Each pot held a little tangle of very thin, slick vines and radioactive orange flowers, the petals floppy and pointed, like a jester’s cap. Connoisseurs would dump money to get Julieta’s homegrown carnivorous plants, the trendiest illegal collectible on the West Coast.
She kept pawing at the vines as she murmured. I wasn’t actually sure she’d killed anyone; all anyone ever warned me, when I told them I’d become her new delivery girl, was that Julieta couldn’t be intimidated. Don’t try to strongarm her, she’s not afraid.
“So…d’you understand all that?”
But still I felt like I could berate her into any arrangement I wanted, with enough time. I sure wasn’t afraid of the trophy boyfriend I’d heard about—Kyle, her gorgeous little lapdog. And I only assumed she’d killed her partner because I kept hearing that the partner hadn’t been seen in San Fran for weeks.
“Yeah, but…I’m wondering, you used to have a partner who helped you grow, right? Amber?”
“She used to help me find buyers…though I’ve been doing that myself for a while now. But she never helped me with cultivation.”
I could picture muttering Julieta hunched in a swampy greenhouse, feeding the plants freeze-dried maggots with a tweezer.
“So, what happened to her? She still around?”
Julieta still wouldn’t look at me.
“Amber felt jealous that I told Kyle exactly where my growing shed is, but that I wouldn’t tell her. And when I admitted to her I didn’t need her anymore, she threatened to sell me and my plants out to some other unit in LA. So no, she’s not around anymore.”
That confirmed my theory, though it still didn’t explain all the warnings I got. It might be crazy if you ran an Etsy shop selling homemade cat collars, but if your line of work was hawking illegal carnivorous plants, killing your traitor partner just made good business sense.
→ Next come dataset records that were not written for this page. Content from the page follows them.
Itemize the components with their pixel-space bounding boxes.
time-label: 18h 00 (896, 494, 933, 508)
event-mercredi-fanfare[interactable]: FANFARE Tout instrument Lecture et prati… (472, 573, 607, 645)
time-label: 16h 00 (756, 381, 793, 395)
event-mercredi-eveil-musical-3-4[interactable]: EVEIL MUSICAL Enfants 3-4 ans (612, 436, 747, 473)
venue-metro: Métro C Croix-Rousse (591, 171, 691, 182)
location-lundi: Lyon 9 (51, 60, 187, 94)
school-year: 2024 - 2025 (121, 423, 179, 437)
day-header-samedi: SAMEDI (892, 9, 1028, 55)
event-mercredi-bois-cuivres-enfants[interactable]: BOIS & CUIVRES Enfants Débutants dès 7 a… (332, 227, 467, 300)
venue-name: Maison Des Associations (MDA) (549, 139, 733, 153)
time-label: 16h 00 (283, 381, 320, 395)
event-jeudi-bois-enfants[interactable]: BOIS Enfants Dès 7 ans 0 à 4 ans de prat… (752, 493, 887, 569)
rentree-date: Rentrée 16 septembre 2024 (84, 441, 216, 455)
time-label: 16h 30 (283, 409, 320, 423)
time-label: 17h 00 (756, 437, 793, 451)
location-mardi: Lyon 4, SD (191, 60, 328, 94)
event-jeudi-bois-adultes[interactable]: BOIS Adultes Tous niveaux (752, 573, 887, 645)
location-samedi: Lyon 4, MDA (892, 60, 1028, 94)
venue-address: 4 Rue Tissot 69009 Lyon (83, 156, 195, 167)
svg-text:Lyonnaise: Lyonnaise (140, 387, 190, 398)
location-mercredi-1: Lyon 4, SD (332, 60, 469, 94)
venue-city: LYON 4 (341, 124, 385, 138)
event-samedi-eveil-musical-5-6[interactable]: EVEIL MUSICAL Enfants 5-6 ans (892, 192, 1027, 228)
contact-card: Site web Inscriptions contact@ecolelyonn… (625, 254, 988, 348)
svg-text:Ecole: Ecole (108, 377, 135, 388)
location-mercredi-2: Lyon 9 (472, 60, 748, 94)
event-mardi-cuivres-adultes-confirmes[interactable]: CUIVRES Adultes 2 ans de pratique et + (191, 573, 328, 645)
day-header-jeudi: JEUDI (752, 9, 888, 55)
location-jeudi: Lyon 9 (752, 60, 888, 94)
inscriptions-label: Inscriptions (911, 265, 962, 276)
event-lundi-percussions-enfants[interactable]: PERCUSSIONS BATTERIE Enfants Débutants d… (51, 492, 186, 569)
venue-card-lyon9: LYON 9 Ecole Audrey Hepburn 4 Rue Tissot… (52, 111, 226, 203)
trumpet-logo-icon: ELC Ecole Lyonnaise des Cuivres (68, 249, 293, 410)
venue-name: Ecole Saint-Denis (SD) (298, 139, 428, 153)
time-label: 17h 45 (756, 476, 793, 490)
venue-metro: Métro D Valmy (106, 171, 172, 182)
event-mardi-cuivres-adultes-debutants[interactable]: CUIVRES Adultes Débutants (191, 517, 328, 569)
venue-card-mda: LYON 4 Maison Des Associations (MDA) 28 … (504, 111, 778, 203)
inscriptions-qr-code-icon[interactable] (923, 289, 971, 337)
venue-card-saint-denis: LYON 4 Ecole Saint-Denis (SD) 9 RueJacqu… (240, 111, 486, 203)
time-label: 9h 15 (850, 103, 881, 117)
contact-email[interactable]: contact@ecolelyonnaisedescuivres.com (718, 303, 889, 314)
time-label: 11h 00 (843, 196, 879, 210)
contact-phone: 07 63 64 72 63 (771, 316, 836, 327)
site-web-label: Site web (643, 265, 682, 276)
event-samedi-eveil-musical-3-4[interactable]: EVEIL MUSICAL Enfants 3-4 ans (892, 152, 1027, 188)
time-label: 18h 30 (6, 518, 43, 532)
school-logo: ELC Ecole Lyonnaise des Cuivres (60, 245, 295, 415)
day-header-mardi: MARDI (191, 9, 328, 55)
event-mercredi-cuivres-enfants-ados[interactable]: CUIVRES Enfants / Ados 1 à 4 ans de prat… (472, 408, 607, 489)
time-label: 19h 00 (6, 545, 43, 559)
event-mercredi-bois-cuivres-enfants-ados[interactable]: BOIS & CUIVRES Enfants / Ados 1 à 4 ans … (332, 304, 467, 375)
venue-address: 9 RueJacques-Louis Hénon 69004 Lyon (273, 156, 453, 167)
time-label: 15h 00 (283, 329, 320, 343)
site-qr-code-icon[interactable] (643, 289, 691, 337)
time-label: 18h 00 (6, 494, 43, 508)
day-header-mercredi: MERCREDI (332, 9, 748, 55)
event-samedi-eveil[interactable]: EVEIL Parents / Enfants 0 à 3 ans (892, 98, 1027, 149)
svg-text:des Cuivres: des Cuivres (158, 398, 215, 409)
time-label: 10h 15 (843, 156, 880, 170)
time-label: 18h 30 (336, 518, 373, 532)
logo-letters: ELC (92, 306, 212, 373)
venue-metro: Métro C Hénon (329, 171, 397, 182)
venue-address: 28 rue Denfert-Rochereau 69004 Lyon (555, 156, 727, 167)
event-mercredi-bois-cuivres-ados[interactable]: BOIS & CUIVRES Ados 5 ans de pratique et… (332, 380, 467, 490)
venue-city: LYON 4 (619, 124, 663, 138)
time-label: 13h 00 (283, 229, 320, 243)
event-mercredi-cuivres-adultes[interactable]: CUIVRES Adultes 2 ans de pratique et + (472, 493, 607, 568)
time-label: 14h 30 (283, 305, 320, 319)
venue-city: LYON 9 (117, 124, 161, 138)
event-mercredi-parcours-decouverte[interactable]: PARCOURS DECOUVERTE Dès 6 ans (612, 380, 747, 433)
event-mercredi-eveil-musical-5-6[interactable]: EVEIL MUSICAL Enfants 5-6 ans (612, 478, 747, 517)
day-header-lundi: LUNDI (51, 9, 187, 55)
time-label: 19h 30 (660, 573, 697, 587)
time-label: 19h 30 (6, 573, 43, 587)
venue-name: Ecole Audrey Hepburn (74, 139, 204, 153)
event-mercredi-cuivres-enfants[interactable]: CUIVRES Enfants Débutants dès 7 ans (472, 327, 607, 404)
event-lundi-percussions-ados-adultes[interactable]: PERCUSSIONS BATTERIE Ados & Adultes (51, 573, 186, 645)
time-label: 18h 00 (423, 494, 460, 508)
What else did I know about Julieta? Another friend once showed me a picture he’d taken at a party of hers. A golden dream of a twenty-year-old with his marble-sculpture arms clung to her scrawny shoulders. Amber must’ve been jealous of the money and pretty Kyle, who Julieta showed off like an Olympic medal.
I thought Californians must be soft. Afraid of a dinky, scrunch-faced gardener woman just because she came to the coast with nothing and made a hot pile of money with her plants. Well, not me. I let some ideas turn in my head and smirked at her, reaching for the ignition.
“Right, yeah. Okay, so—”
“It’s hard to keep people from pushing you around when you operate alone.”
She’d cut me off. Her voice came a little clearer.
“You need to send a message. Let everyone know threats have no effect on you. Show them nothing else matters.”
She caressed the edge of a petal with a fingertip, gazing at it with soft eyes.
“That’s the importance of this special strain. A message, for everyone who needs to know.”
Those flowers on the meat-eating vines were the gooiest nuclear orange I’d ever seen.
“Did…you feed those plants with Amber’s body?”
“Of course not. I gave her a few thousand and sent her back to Tulsa. She’s never been a threat to me anyway…she’s never actually known where I store all the plants. So no, not Amber’s body.”
Julieta looked straight at me for the first time.
“Like I said, you have to send a message. Just so we’re all clear on what I’ll do to protect my plants, I fed them the one person who knew where I keep them.”
I gave her a withering croak.
“Kyle?”
She smiled at me.
“There are more where he came from. Have a good trip. Remember to be careful.”